I would argue that to bring liberal democracy and peace to country, there must lie at the foundation of the government, satisfaction and happiness of the people. Regardless of how this comes to be, it is the most important aspect in insuring peace. If a leader of an autocracy rules with the concern of the good of the people always at the basis of all decisions, then I believe that such rule will more likely lead to peace then a democratizing nation where the leader perhaps has only self-promoting interests in mind. Such a corrupt government could easily fall into an authoritarian rule if the leader begins to suppress rights, especially the right to vote, to keep in power. This fall out of democracy could lead toward conflict and unrest. One can observe that such situations occurred during the reverse of the first wave of democracy in the world (Huntington 1991, 17).

The term “democracy” alone is difficult to define. Applied to the political world, it becomes more obscure and indefinite. Each political scientist defines the word upon his own personal experiences and beliefs. However, by taking the word and critically analyzing it, one can begin to understand each variation of the definition and formulate one of one’s own. With this paper’s analysis of the world “democracy,” I have proven that “democracy” in its “pure” form takes on the definition given by Schumpeter (a method of choosing or electing a government).

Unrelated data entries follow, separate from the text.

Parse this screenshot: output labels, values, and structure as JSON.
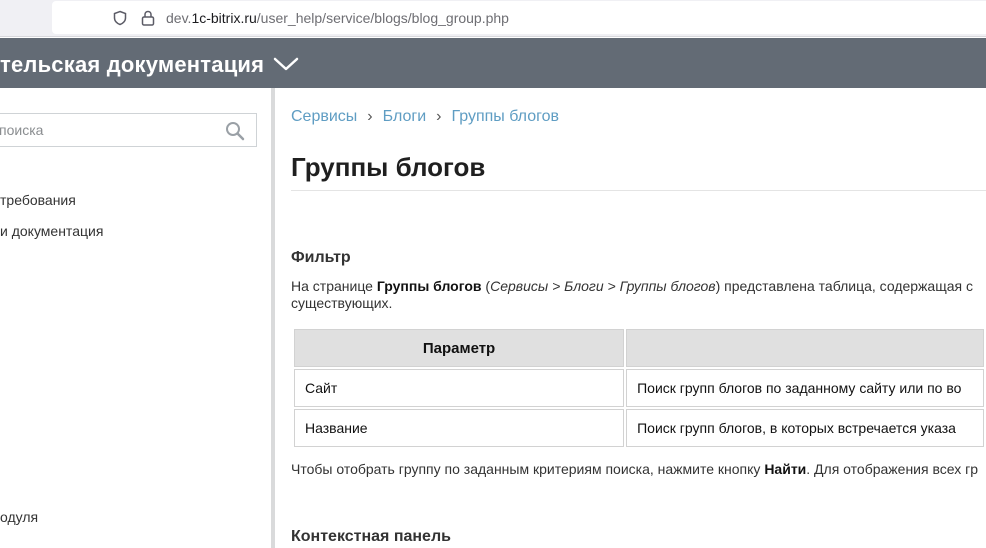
{
  "browser": {
    "url_domain_prefix": "dev.",
    "url_domain": "1c-bitrix.ru",
    "url_path": "/user_help/service/blogs/blog_group.php"
  },
  "header": {
    "title": "тельская документация"
  },
  "sidebar": {
    "search_placeholder": "поиска",
    "items": [
      {
        "label": "требования"
      },
      {
        "label": "и документация"
      },
      {
        "label": "одуля"
      }
    ]
  },
  "breadcrumb": {
    "items": [
      "Сервисы",
      "Блоги",
      "Группы блогов"
    ],
    "separator": "›"
  },
  "page": {
    "title": "Группы блогов",
    "filter_heading": "Фильтр",
    "intro": {
      "p1": "На странице ",
      "b1": "Группы блогов",
      "p2": " (",
      "i1": "Сервисы > Блоги > Группы блогов",
      "p3": ") представлена таблица, содержащая с",
      "line2": "существующих."
    },
    "table": {
      "headers": [
        "Параметр",
        ""
      ],
      "rows": [
        [
          "Сайт",
          "Поиск групп блогов по заданному сайту или по во"
        ],
        [
          "Название",
          "Поиск групп блогов, в которых встречается указа"
        ]
      ]
    },
    "note": {
      "p1": "Чтобы отобрать группу по заданным критериям поиска, нажмите кнопку ",
      "b1": "Найти",
      "p2": ". Для отображения всех гр"
    },
    "context_heading": "Контекстная панель"
  }
}
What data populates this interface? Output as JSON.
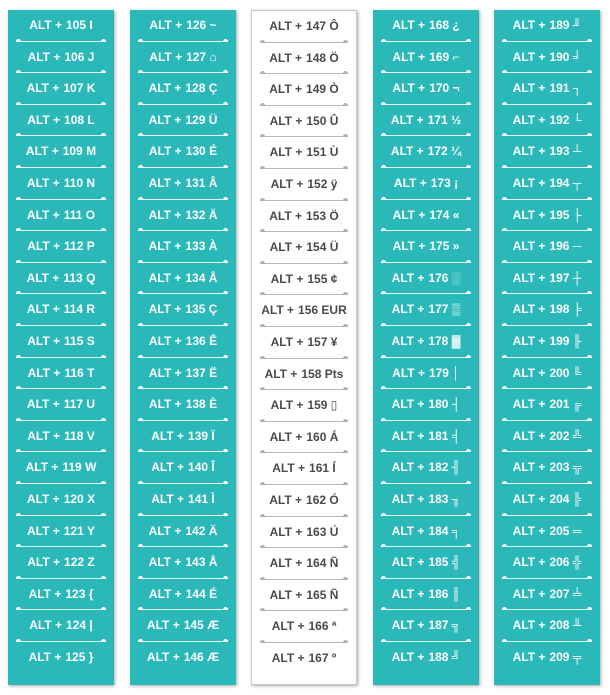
{
  "prefix": "ALT +",
  "columns": [
    {
      "style": "teal",
      "items": [
        {
          "code": "105",
          "ch": "I"
        },
        {
          "code": "106",
          "ch": "J"
        },
        {
          "code": "107",
          "ch": "K"
        },
        {
          "code": "108",
          "ch": "L"
        },
        {
          "code": "109",
          "ch": "M"
        },
        {
          "code": "110",
          "ch": "N"
        },
        {
          "code": "111",
          "ch": "O"
        },
        {
          "code": "112",
          "ch": "P"
        },
        {
          "code": "113",
          "ch": "Q"
        },
        {
          "code": "114",
          "ch": "R"
        },
        {
          "code": "115",
          "ch": "S"
        },
        {
          "code": "116",
          "ch": "T"
        },
        {
          "code": "117",
          "ch": "U"
        },
        {
          "code": "118",
          "ch": "V"
        },
        {
          "code": "119",
          "ch": "W"
        },
        {
          "code": "120",
          "ch": "X"
        },
        {
          "code": "121",
          "ch": "Y"
        },
        {
          "code": "122",
          "ch": "Z"
        },
        {
          "code": "123",
          "ch": "{"
        },
        {
          "code": "124",
          "ch": "|"
        },
        {
          "code": "125",
          "ch": "}"
        }
      ]
    },
    {
      "style": "teal",
      "items": [
        {
          "code": "126",
          "ch": "~"
        },
        {
          "code": "127",
          "ch": "⌂"
        },
        {
          "code": "128",
          "ch": "Ç"
        },
        {
          "code": "129",
          "ch": "Ü"
        },
        {
          "code": "130",
          "ch": "É"
        },
        {
          "code": "131",
          "ch": "Â"
        },
        {
          "code": "132",
          "ch": "Ä"
        },
        {
          "code": "133",
          "ch": "À"
        },
        {
          "code": "134",
          "ch": "Å"
        },
        {
          "code": "135",
          "ch": "Ç"
        },
        {
          "code": "136",
          "ch": "Ê"
        },
        {
          "code": "137",
          "ch": "Ë"
        },
        {
          "code": "138",
          "ch": "È"
        },
        {
          "code": "139",
          "ch": "Ï"
        },
        {
          "code": "140",
          "ch": "Î"
        },
        {
          "code": "141",
          "ch": "Ì"
        },
        {
          "code": "142",
          "ch": "Ä"
        },
        {
          "code": "143",
          "ch": "Å"
        },
        {
          "code": "144",
          "ch": "É"
        },
        {
          "code": "145",
          "ch": "Æ"
        },
        {
          "code": "146",
          "ch": "Æ"
        }
      ]
    },
    {
      "style": "white",
      "items": [
        {
          "code": "147",
          "ch": "Ô"
        },
        {
          "code": "148",
          "ch": "Ö"
        },
        {
          "code": "149",
          "ch": "Ò"
        },
        {
          "code": "150",
          "ch": "Û"
        },
        {
          "code": "151",
          "ch": "Ù"
        },
        {
          "code": "152",
          "ch": "ÿ"
        },
        {
          "code": "153",
          "ch": "Ö"
        },
        {
          "code": "154",
          "ch": "Ü"
        },
        {
          "code": "155",
          "ch": "¢"
        },
        {
          "code": "156",
          "ch": "EUR"
        },
        {
          "code": "157",
          "ch": "¥"
        },
        {
          "code": "158",
          "ch": "Pts"
        },
        {
          "code": "159",
          "ch": "▯"
        },
        {
          "code": "160",
          "ch": "Á"
        },
        {
          "code": "161",
          "ch": "Í"
        },
        {
          "code": "162",
          "ch": "Ó"
        },
        {
          "code": "163",
          "ch": "Ú"
        },
        {
          "code": "164",
          "ch": "Ñ"
        },
        {
          "code": "165",
          "ch": "Ñ"
        },
        {
          "code": "166",
          "ch": "ª"
        },
        {
          "code": "167",
          "ch": "º"
        }
      ]
    },
    {
      "style": "teal",
      "items": [
        {
          "code": "168",
          "ch": "¿"
        },
        {
          "code": "169",
          "ch": "⌐"
        },
        {
          "code": "170",
          "ch": "¬"
        },
        {
          "code": "171",
          "ch": "½"
        },
        {
          "code": "172",
          "ch": "¼"
        },
        {
          "code": "173",
          "ch": "¡"
        },
        {
          "code": "174",
          "ch": "«"
        },
        {
          "code": "175",
          "ch": "»"
        },
        {
          "code": "176",
          "ch": "░"
        },
        {
          "code": "177",
          "ch": "▒"
        },
        {
          "code": "178",
          "ch": "▓"
        },
        {
          "code": "179",
          "ch": "│"
        },
        {
          "code": "180",
          "ch": "┤"
        },
        {
          "code": "181",
          "ch": "╡"
        },
        {
          "code": "182",
          "ch": "╢"
        },
        {
          "code": "183",
          "ch": "╖"
        },
        {
          "code": "184",
          "ch": "╕"
        },
        {
          "code": "185",
          "ch": "╣"
        },
        {
          "code": "186",
          "ch": "║"
        },
        {
          "code": "187",
          "ch": "╗"
        },
        {
          "code": "188",
          "ch": "╝"
        }
      ]
    },
    {
      "style": "teal",
      "items": [
        {
          "code": "189",
          "ch": "╜"
        },
        {
          "code": "190",
          "ch": "╛"
        },
        {
          "code": "191",
          "ch": "┐"
        },
        {
          "code": "192",
          "ch": "└"
        },
        {
          "code": "193",
          "ch": "┴"
        },
        {
          "code": "194",
          "ch": "┬"
        },
        {
          "code": "195",
          "ch": "├"
        },
        {
          "code": "196",
          "ch": "─"
        },
        {
          "code": "197",
          "ch": "┼"
        },
        {
          "code": "198",
          "ch": "╞"
        },
        {
          "code": "199",
          "ch": "╟"
        },
        {
          "code": "200",
          "ch": "╚"
        },
        {
          "code": "201",
          "ch": "╔"
        },
        {
          "code": "202",
          "ch": "╩"
        },
        {
          "code": "203",
          "ch": "╦"
        },
        {
          "code": "204",
          "ch": "╠"
        },
        {
          "code": "205",
          "ch": "═"
        },
        {
          "code": "206",
          "ch": "╬"
        },
        {
          "code": "207",
          "ch": "╧"
        },
        {
          "code": "208",
          "ch": "╨"
        },
        {
          "code": "209",
          "ch": "╤"
        }
      ]
    }
  ]
}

Though the three philosophers I presented may differ in their definitions of democracy, I believe that it was evident that liberalism (liberty) is key to the growth of a liberal democracy and the increase of peace within a nation. With this insight, one can reread Zakaria’s statement that “the democratic peace is actually the liberal peace” and fully understand his viewpoint, and it also becomes clear that “democracy” has now taken a new, clearly defined meaning.